Republican concern with social stability is sacrificed for the good of the president. I could go on, but suffice it to say for now that the Party of Lincoln has become the Party of Trump. And for most Republicans, even if they are concerned with the direction that their party has gone, and is now leading the rest of us, they are still to reluctant to speak out or challenge this (except for perhaps Senators Lindsey Graham and John McCain, when it is politically convenient for them). But when we have a president who may be a Russian agent, shouldn’t the Republicans and conservatives re-discover their patriotism? They surely had at some point in the past, after all, perhaps they misplaced it.
Let us abandon tribalism. I mean this for all Americans: I do not just speak to conservative Republicans. If someone from your “tribe” or in-group does something wrong, don’t be so afraid to call them out or challenge them on it. I strongly disagreed with President Obama on many things, and I did so with Hillary Clinton, even though I supported them both over their Republican rivals. That is the tricky thing— if you criticize or challenge your allies, you fear strengthening or emboldening your enemies.

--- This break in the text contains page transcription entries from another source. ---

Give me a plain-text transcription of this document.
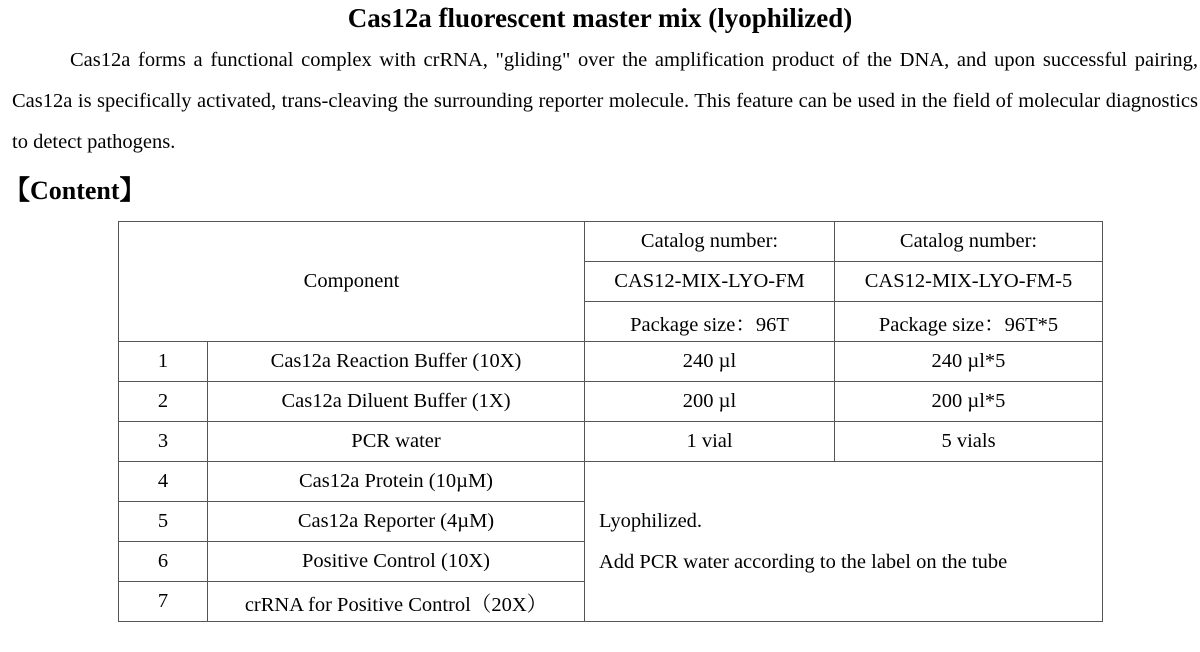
Cas12a fluorescent master mix (lyophilized)

Cas12a forms a functional complex with crRNA, "gliding" over the amplification product of the DNA, and upon successful pairing, Cas12a is specifically activated, trans-cleaving the surrounding reporter molecule. This feature can be used in the field of molecular diagnostics to detect pathogens.

【Content】
Component		Catalog number:	Catalog number:
		CAS12-MIX-LYO-FM	CAS12-MIX-LYO-FM-5
		Package size：96T	Package size：96T*5
1	Cas12a Reaction Buffer (10X)	240 µl	240 µl*5
2	Cas12a Diluent Buffer (1X)	200 µl	200 µl*5
3	PCR water	1 vial	5 vials
4	Cas12a Protein (10µM)	Lyophilized.
Add PCR water according to the label on the tube	

5	Cas12a Reporter (4µM)		
6	Positive Control (10X)		
7	crRNA for Positive Control（20X）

But I think that if you truly disagree with someone, even a friend or ally, particularly if you think what they’re doing threatens the safety of the United States, stand up to them and defeat them if necessary. Stand up for what you believe in, not whom you vote for.
Or we can blindly follow those who align with us and lead us, putting our tribes ahead of our judgment and common sense. At a time when American politics are becoming increasingly corrupted by the wealth of powerful interests, the last thing we want to do is irrationally justify whatever our own “side” does on the basis of protecting one’s comrades. I do not want to say that we should all become centrists: they have plenty of their own problems, tribalism included. I merely hope that principle and patriotism would at least overcome party, and perhaps our other differences as well.
Let us unite under a better philosophy, in which we practice a more rational and compassionate politics. I do not call for increased partisanship, I call for people to stick to their principles, not just when it’s convenient, but when the good of their fellow citizens, our nation, perhaps the world depend on it. And I trust that, eventually, Americans will come around to this.
I may very well be mistaken, however. Maybe we’re too far gone in animosity towards others and blind faith in ourselves. Attorney General Sessions, carry on. You and your boss may have nothing to worry about.